O conceito de “fronteira” é sempre uma constante em seus filmes. Hoje o mundo tem cada vez menos essas divisões geográficas. Algo muda em seus filmes por conta disso?

A idéia de fronteira de que falo é a entre a vida e a morte, entre as comunicações, fronteiras entre as idéias. Enfim a fronteira está em nós, em cada um individualmente. É um limite que todos nós temos. É como se alguém dissesse que até certo ponto da vida, nos podemos seguir. Mas ao chegar num determinado ponto, nossa passagem, passaporte, não desse permissão para passar. Apesar disso, sempre queremos passar essas fronteiras. No caso da comunicação, o que realmente importa é tentar ir além do que estamos limitados.

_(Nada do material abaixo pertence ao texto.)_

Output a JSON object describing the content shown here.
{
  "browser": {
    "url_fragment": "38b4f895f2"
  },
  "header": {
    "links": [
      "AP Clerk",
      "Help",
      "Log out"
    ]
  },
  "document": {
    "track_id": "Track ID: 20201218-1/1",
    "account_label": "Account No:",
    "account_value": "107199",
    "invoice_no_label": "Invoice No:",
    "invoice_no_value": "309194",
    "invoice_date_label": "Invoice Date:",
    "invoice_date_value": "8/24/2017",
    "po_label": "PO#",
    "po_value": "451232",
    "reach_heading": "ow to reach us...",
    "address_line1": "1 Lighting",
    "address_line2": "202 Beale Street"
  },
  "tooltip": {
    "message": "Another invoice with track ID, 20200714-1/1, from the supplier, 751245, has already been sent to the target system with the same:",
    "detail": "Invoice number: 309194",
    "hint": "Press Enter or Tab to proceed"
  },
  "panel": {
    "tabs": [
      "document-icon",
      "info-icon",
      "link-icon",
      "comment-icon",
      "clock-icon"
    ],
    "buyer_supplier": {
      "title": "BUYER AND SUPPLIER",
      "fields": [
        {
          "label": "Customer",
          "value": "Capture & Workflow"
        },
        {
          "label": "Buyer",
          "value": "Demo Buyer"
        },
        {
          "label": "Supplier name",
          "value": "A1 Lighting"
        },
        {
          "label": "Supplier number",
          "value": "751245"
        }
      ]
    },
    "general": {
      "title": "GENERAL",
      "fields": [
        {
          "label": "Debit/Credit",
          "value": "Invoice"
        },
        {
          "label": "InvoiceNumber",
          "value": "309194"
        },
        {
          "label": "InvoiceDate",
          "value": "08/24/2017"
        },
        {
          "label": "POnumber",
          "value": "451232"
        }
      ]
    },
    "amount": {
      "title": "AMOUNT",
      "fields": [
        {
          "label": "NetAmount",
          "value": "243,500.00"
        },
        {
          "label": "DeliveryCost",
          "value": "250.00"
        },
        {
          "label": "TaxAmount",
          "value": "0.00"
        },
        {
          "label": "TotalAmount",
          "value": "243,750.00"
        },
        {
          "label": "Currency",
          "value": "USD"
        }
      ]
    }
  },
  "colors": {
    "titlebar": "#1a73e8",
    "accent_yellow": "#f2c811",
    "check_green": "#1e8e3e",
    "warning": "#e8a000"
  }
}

Você consegue enxergar alguma relação no seu cinema com o do russo Andrei Tarkovsky?

Conheci Tarkovsky na Itália, nos anos 1970. Eu filmava “Alexandre, O Grande” (1979). Se temos algo em comum é a nossa atitude diante do cinema. Sobre ambos fazermos longos plano-sequência e tomadas em silêncio é porque há algo de cerimonial nisso. Mas em Tarkovsky, se tem uma projeção mística, quase como a celebração de uma missa. Eu sou mais político. Andrei é mais metafísico.

O senhor podia falar sobre as sequências de sonho em seus filmes? Como as concebe?

Não sei filmar sonhos. Eu tenho a impressão que é o filme que me filma. Meus filmes pré-existem. Eu só realizo algo que já existe. É como se alguém me contasse essa história pra mim na infância e eu tivesse crescido com essas histórias, e simplesmente tenho de repassá-las. Hoje trabalho num novo roteiro de um outro autor, mas sempre encontro minha própria história nele. É como dizia um poeta grego. “Antes de nascer, a alma entra num barco e para ela sair de lá precisa usar o poder da palavra”.